Существовал закон, по которому все мобилизованные и замененные другими служащими по возвращении имели право получать свои старые места. В таком положении был городской садовник Иван, человек скромный и знающий. Но за время его отсутствия его место было занято пьяницей и хулиганом, — имени не помню. Все мои попытки водворить Ивана на старую службу разбивались о нежелание его заместителя уйти. Когда я решила прибегнуть к более серьезным мерам, этот человек обратился за защитой в комитет, и тот ультимативно потребовал от меня не увольнять его. А в частной беседе один из членов комитета говорил, что садовник занимался определенным доносительством на меня и что вопрос об оставлении садовника стал для комитета вопросом принципиальным. Пришлось долго бороться, прежде чем развязать себе руки.

Этот же закон дал в результате одно из самых трагических событий этого периода. У управы был свой юрисконсульт, помощник присяжного поверенного Д. Он был мобилизован и поступил в Московское юнкерское училище. Во время большевистского восстания бежал и оказался в Анапе. Бывший городской голова назначил его начальником милиции. Когда с приходом большевиков положение Д. пошатнулось, городской голова Морев просил его все же оставаться на своем посту и обещал ему полную поддержку и защиту. Авторитет Морева был настолько велик, что Д. не только уверовал в свою прочность, но и стал держать себя достаточно агрессивно.
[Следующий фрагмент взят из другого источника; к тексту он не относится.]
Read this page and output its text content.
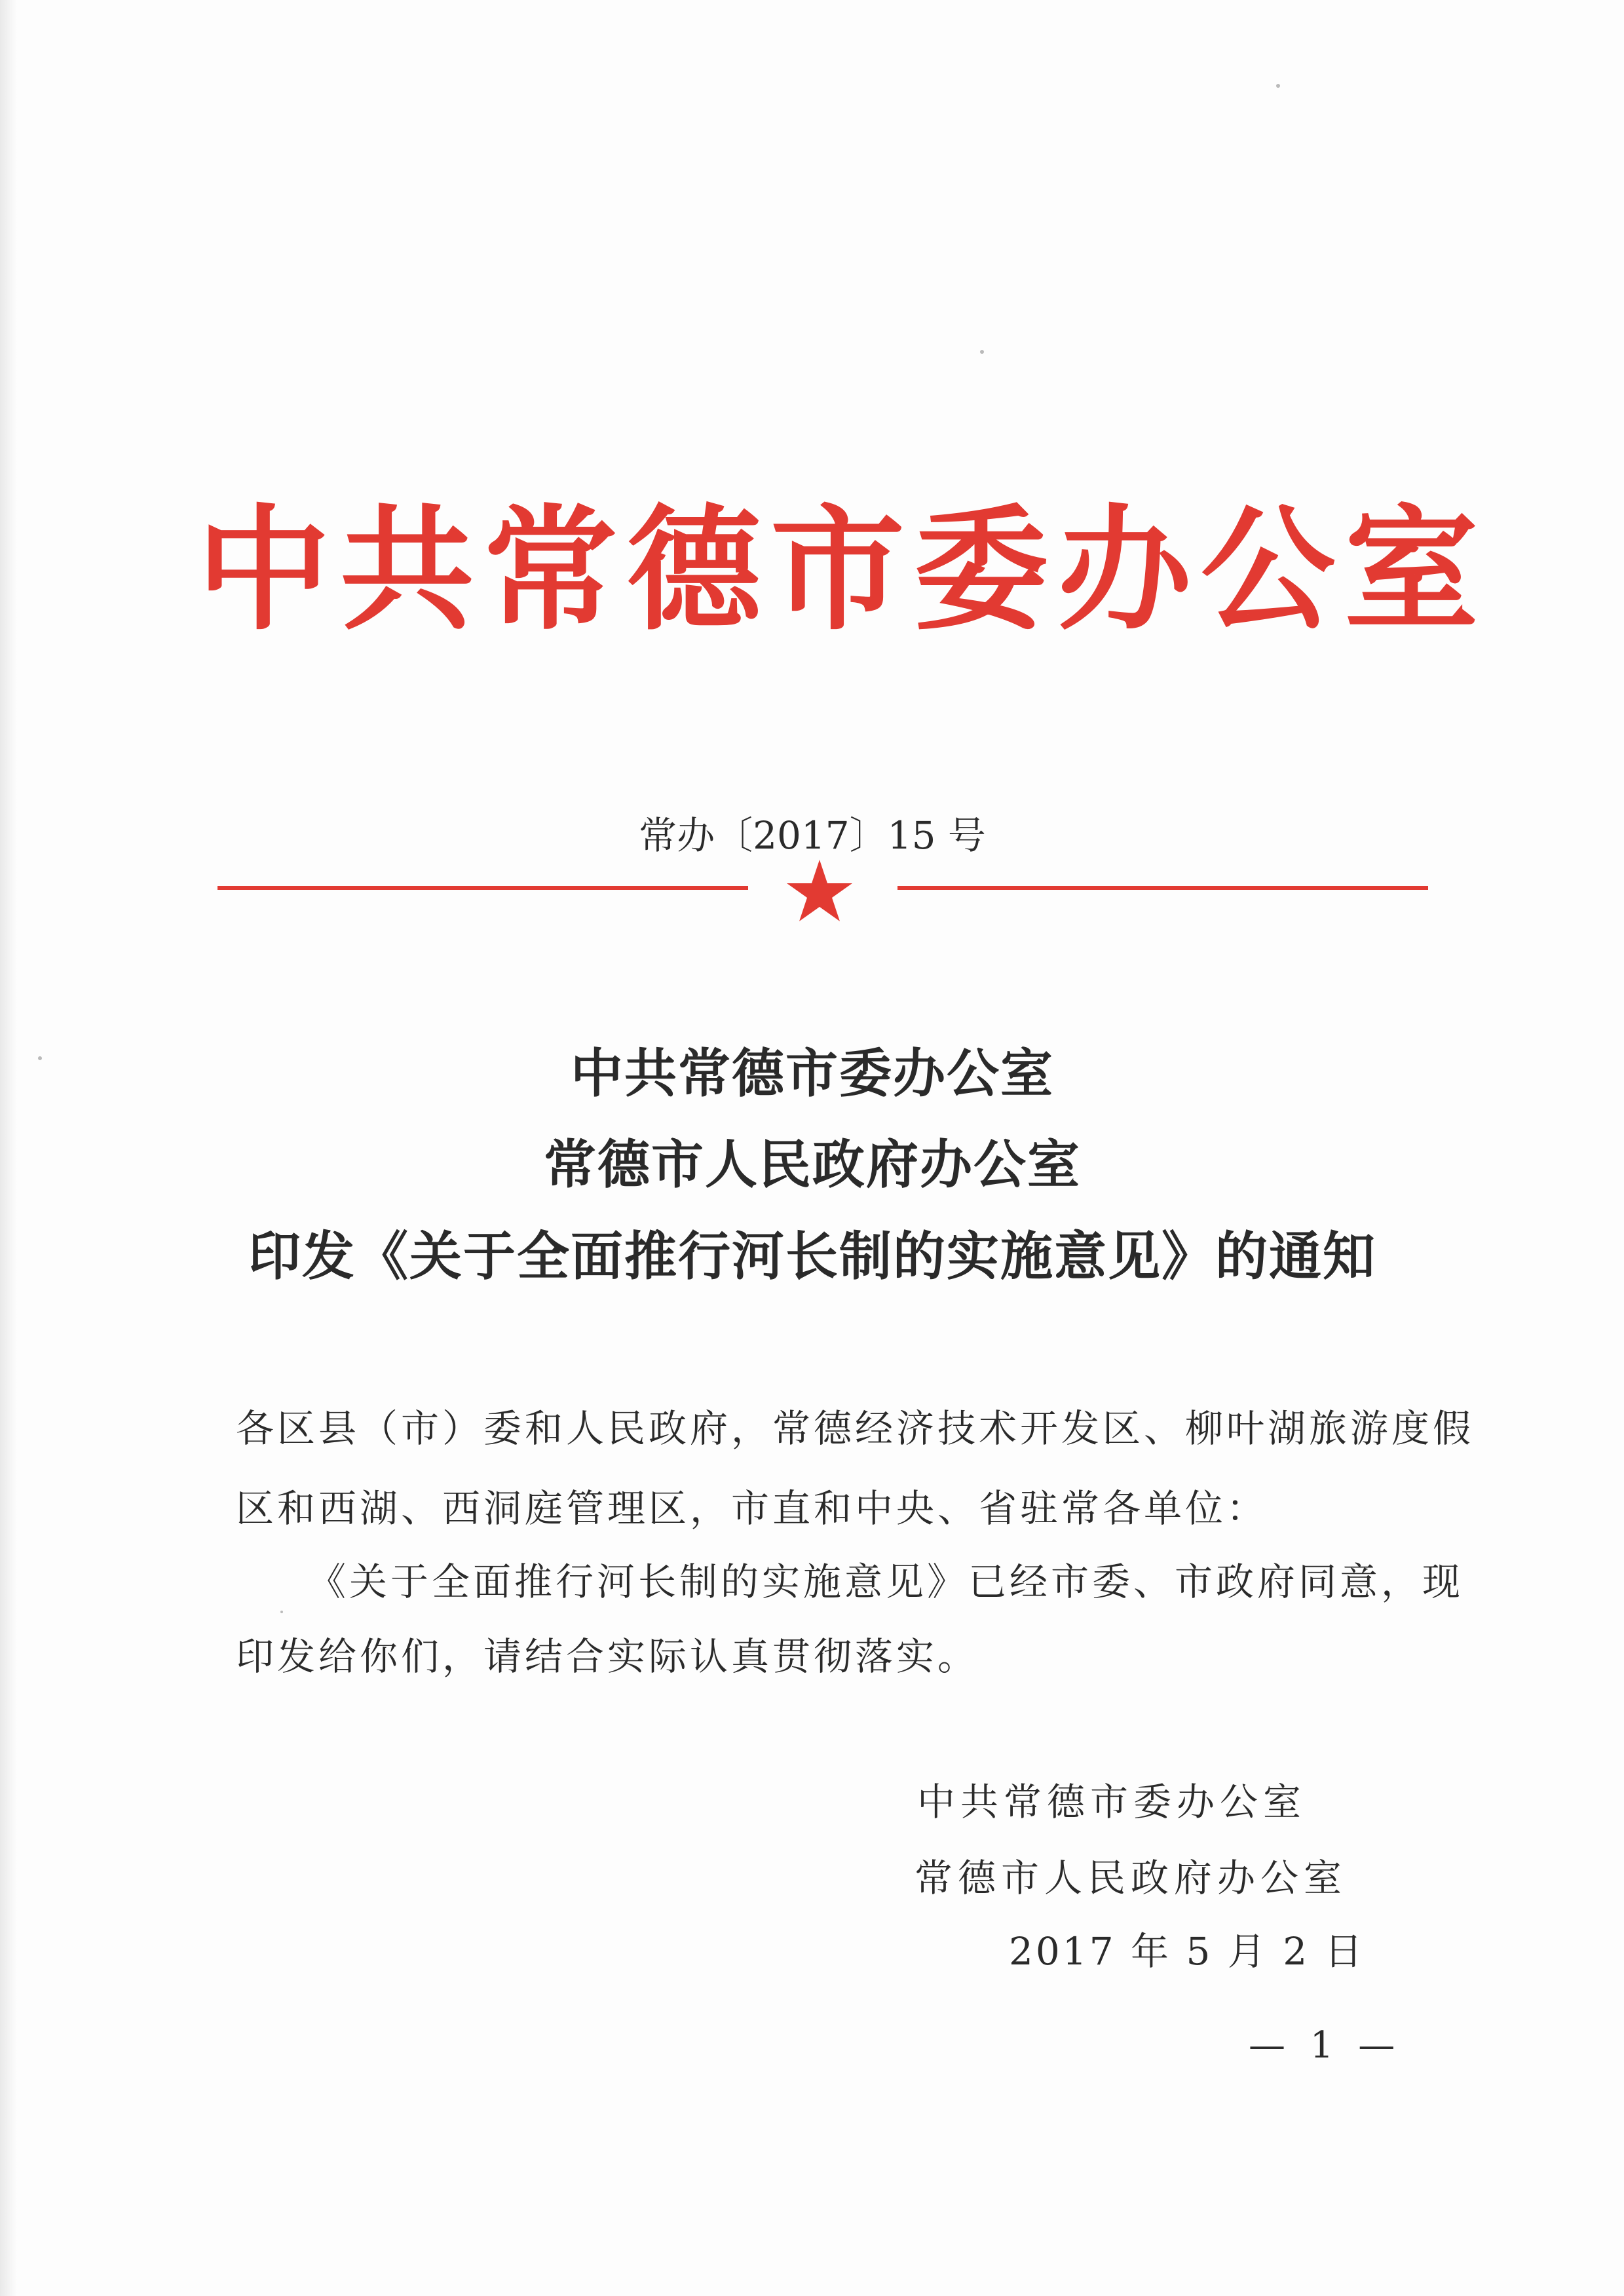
中共常德市委办公室
常办〔2017〕15 号
中共常德市委办公室
常德市人民政府办公室
印发《关于全面推行河长制的实施意见》的通知
各区县（市）委和人民政府，常德经济技术开发区、柳叶湖旅游度假
区和西湖、西洞庭管理区，市直和中央、省驻常各单位：
《关于全面推行河长制的实施意见》已经市委、市政府同意，现
印发给你们，请结合实际认真贯彻落实。
中共常德市委办公室
常德市人民政府办公室
2017 年 5 月 2 日
— 1 —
Я видела, что вопрос в конце концов идет о жизни Д. и у нас нет никаких сил, чтобы защитить его. Надо было не обострять этого дела. Управа решила его уволить. Он подчинился, но, во–первых, обиделся, во–вторых, попросил содержания за три месяца вперед. Служил же он месяца два.

С трудом удалось уговорить его в интересах личной его безопасности быть умереннее.

Но через несколько дней он опять явился в управу с требованием назначить его опять юрисконсультом, ссылаясь на тот же закон, что и садовник Иван. Юрисконсульт получал у нас вознаграждение из процентов от выигранных дел. В это время все судебные дела стояли. Материальной заинтересованности Д. в этом месте не имел. Но, видно, кто‑то настраивал его на фрондерский боевой лад. Он с принципиальной точки зрения подходил к вопросу о своем назначении. Надо сказать, что был он далек от политики, веселый, выпивающий, прожигающий жизнь. Жажды геройства мы в нем раньше не замечали.

Я с ним имела долгий разговор наедине. Вместо назначения юрисконсультом предлагала немедленно скрыться, указывая на безопасное место у виноградарей, предлагала денег и подводу. Для него момент был в достаточной степени критическим, и я была в полной мере о том осведомлена, да и от него ничего не скрыла. Но он с непонятным упорством настаивал на своем.